Quer aumentar ou enrijecer o bumbum? Personal trainer, Rodrigo Carvalho afirma que é possível ver o resultado já no primeiro mês e diz quais são os melhores exercícios para fazer em casa

Em tempos de pandemia é preciso manter o otimismo.  Para as mulheres que querem enrijecer ou aumentar o bumbum é possível se exercitar em casa. O personal trainer Rodrigo Carvalho elencou os 4 melhores exercícios para os glúteos. 
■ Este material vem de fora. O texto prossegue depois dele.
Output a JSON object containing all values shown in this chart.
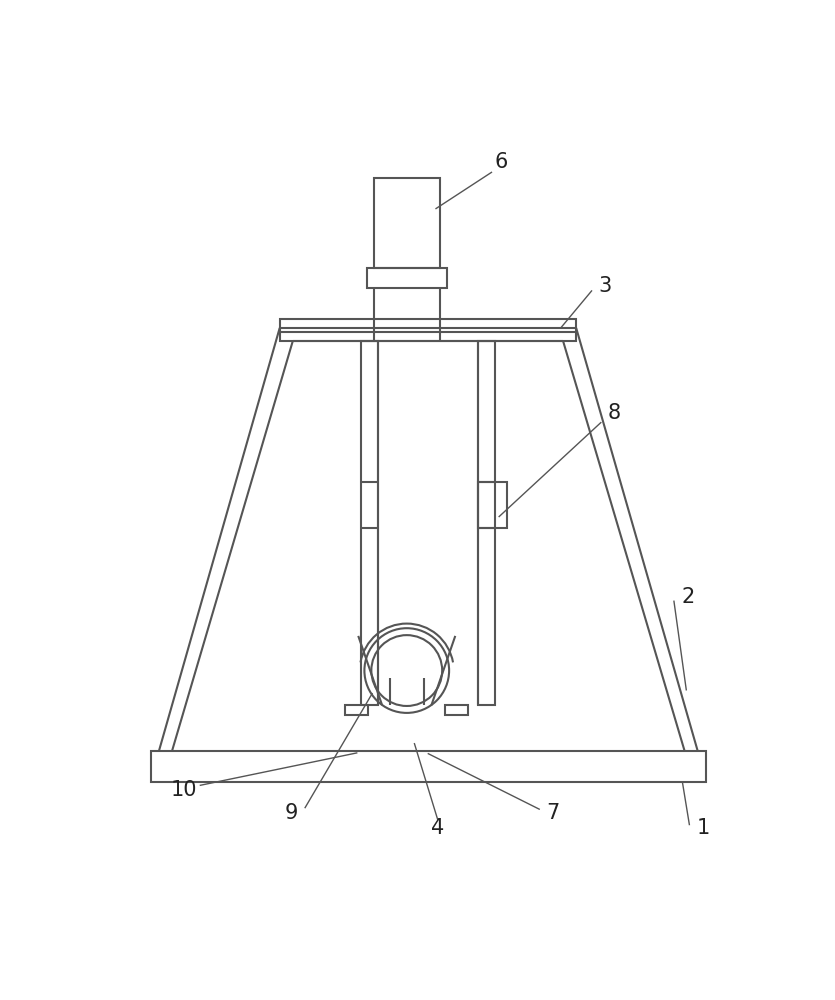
{
  "line_color": "#555555",
  "line_width": 1.5,
  "bg_color": "#ffffff",
  "fig_width": 8.35,
  "fig_height": 10.0,
  "label_fontsize": 15
}
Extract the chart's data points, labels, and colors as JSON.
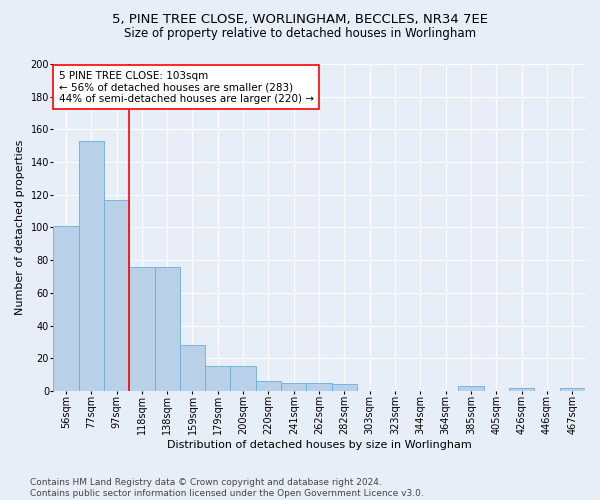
{
  "title_line1": "5, PINE TREE CLOSE, WORLINGHAM, BECCLES, NR34 7EE",
  "title_line2": "Size of property relative to detached houses in Worlingham",
  "xlabel": "Distribution of detached houses by size in Worlingham",
  "ylabel": "Number of detached properties",
  "categories": [
    "56sqm",
    "77sqm",
    "97sqm",
    "118sqm",
    "138sqm",
    "159sqm",
    "179sqm",
    "200sqm",
    "220sqm",
    "241sqm",
    "262sqm",
    "282sqm",
    "303sqm",
    "323sqm",
    "344sqm",
    "364sqm",
    "385sqm",
    "405sqm",
    "426sqm",
    "446sqm",
    "467sqm"
  ],
  "values": [
    101,
    153,
    117,
    76,
    76,
    28,
    15,
    15,
    6,
    5,
    5,
    4,
    0,
    0,
    0,
    0,
    3,
    0,
    2,
    0,
    2
  ],
  "bar_color": "#b8d0e8",
  "bar_edgecolor": "#6aaed6",
  "vline_x": 2.5,
  "vline_color": "red",
  "annotation_text": "5 PINE TREE CLOSE: 103sqm\n← 56% of detached houses are smaller (283)\n44% of semi-detached houses are larger (220) →",
  "annotation_box_color": "white",
  "annotation_box_edgecolor": "red",
  "ylim": [
    0,
    200
  ],
  "yticks": [
    0,
    20,
    40,
    60,
    80,
    100,
    120,
    140,
    160,
    180,
    200
  ],
  "footnote": "Contains HM Land Registry data © Crown copyright and database right 2024.\nContains public sector information licensed under the Open Government Licence v3.0.",
  "background_color": "#e8eef8",
  "plot_background_color": "#e8eef8",
  "grid_color": "#ffffff",
  "title_fontsize": 9.5,
  "subtitle_fontsize": 8.5,
  "axis_label_fontsize": 8,
  "tick_fontsize": 7,
  "annotation_fontsize": 7.5,
  "footnote_fontsize": 6.5
}
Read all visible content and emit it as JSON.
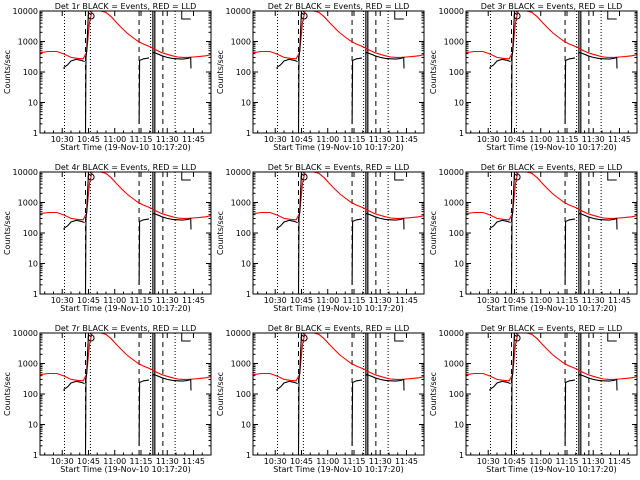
{
  "chart_data": {
    "type": "line",
    "panels": [
      {
        "title": "Det 1r BLACK = Events, RED = LLD"
      },
      {
        "title": "Det 2r BLACK = Events, RED = LLD"
      },
      {
        "title": "Det 3r BLACK = Events, RED = LLD"
      },
      {
        "title": "Det 4r BLACK = Events, RED = LLD"
      },
      {
        "title": "Det 5r BLACK = Events, RED = LLD"
      },
      {
        "title": "Det 6r BLACK = Events, RED = LLD"
      },
      {
        "title": "Det 7r BLACK = Events, RED = LLD"
      },
      {
        "title": "Det 8r BLACK = Events, RED = LLD"
      },
      {
        "title": "Det 9r BLACK = Events, RED = LLD"
      }
    ],
    "xlabel": "Start Time (19-Nov-10 10:17:20)",
    "ylabel": "Counts/sec",
    "x_tick_labels": [
      "10:30",
      "10:45",
      "11:00",
      "11:15",
      "11:30",
      "11:45"
    ],
    "x_tick_minutes": [
      30,
      45,
      60,
      75,
      90,
      105
    ],
    "xlim_minutes": [
      17.3,
      115
    ],
    "y_tick_labels": [
      "1",
      "10",
      "100",
      "1000",
      "10000"
    ],
    "y_tick_values": [
      1,
      10,
      100,
      1000,
      10000
    ],
    "ylim": [
      1,
      10000
    ],
    "y_scale": "log",
    "dotted_vlines_minutes": [
      31.3,
      46.1,
      80.5,
      94.5
    ],
    "dashed_vlines_minutes": [
      43.3,
      73.9,
      87.5
    ],
    "solid_vlines_minutes": [
      81.8,
      82.9
    ],
    "series": [
      {
        "name": "LLD",
        "color": "#ff0000",
        "x": [
          17.3,
          22,
          27,
          31,
          35,
          39,
          42,
          44,
          45.5,
          47,
          49,
          52,
          55,
          58,
          61,
          64,
          67,
          70,
          73,
          76,
          79,
          81,
          84,
          87,
          90,
          93,
          96,
          99,
          102,
          105,
          108,
          112,
          115
        ],
        "y": [
          430,
          470,
          470,
          390,
          300,
          280,
          270,
          450,
          4000,
          10000,
          10000,
          10000,
          9000,
          6500,
          4200,
          2800,
          1900,
          1400,
          1050,
          850,
          720,
          640,
          520,
          430,
          380,
          340,
          310,
          300,
          300,
          310,
          320,
          340,
          370
        ]
      },
      {
        "name": "Events",
        "color": "#000000",
        "segments": [
          {
            "x": [
              30.8,
              31.2,
              33,
              35,
              38,
              41,
              42.8
            ],
            "y": [
              130,
              145,
              170,
              230,
              260,
              240,
              220
            ]
          },
          {
            "x": [
              43.3,
              43.6,
              44,
              45,
              46,
              47.5,
              49,
              51
            ],
            "y": [
              1,
              300,
              500,
              10000,
              10000,
              10000,
              10000,
              10000
            ]
          },
          {
            "x": [
              73.9,
              74.2,
              75,
              76.5,
              78,
              79.6
            ],
            "y": [
              2,
              240,
              250,
              270,
              280,
              290
            ]
          },
          {
            "x": [
              81.6,
              82.2,
              83.5,
              85,
              87,
              90,
              93,
              96,
              99,
              102,
              103.4,
              103.6
            ],
            "y": [
              380,
              440,
              410,
              380,
              340,
              300,
              280,
              270,
              265,
              280,
              300,
              130
            ]
          }
        ]
      }
    ]
  }
}
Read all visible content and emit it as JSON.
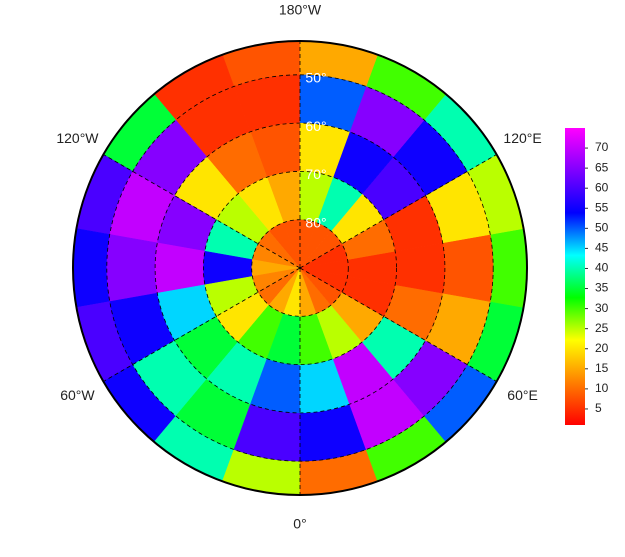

Agachamento 4 séries de 15 repetições

  • Braços à frente do corpo
  • Manter as costas retas e evitar compensar com o quadril
  • Inspirar antes de iniciar o agachamento e soltar o ar enquanto desce
  • Descer o suficiente para manter as coxas paralelas ao chão

Agachamento sumô 4 séries de 15 repetições

  • Braços à frente do corpo com as mãos entrelaçadas na altura do peitoral
  • Manter as costas retas e evitar compensar com o quadril
  • Afaste os pés, virando-os ligeiramente para fora
  • Inspirar antes de iniciar o agachamento e soltar o ar enquanto desce
  • Descer o suficiente para manter as coxas paralelas ao chão

Afundo 4 séries de 15 repetições

bumbum
  • Em pé, dê um passo à frente com uma das pernas (de forma que, quando você flexionar os joelhos, a perna de trás fique abaixo do tronco e forme um ângulo de 90 graus)
  • Flexione o joelho e desça lentamente até que o joelho da perna de trás quase toque o chão
  • Estenda o joelho até perto da posição inicial –evite estender completamente para não perder a tensão sob os músculos que estão sendo exigidos
  • Faça as repetições indicadas, troque a posição das pernas e execute o exercício novamente

Agachamento búlgaro 4 séries de repetições

bumbum
  • Em pé, com o corpo reto e os pés alinhados com os ombros. 
  • Coloque as mãos na cintura 
  • Em seguida, coloque um pé na frente do corpo e o outro atrás, em cima de um banco. Desse modo, posicione a ponta do pé no banco com a sola apontada para cima
  • Mantenha o tronco ereto e abaixe lentamente, flexionando o joelho da perna que não está no banco até formar um ângulo de 90º e o joelho de trás alguns centímetros acima do chão
  • Faça o número determinado de repetições e depois realiza o movimento com a outra perna.

Faça os exercícios de 2 a 3 vezes na semana . Segundo o personal, é possível notar os primeiros resultados já no primeiro mês. Mas ele faz uma ressalva: “É importante treinar todas as partes do corpo para ter um resultado ainda melhor”.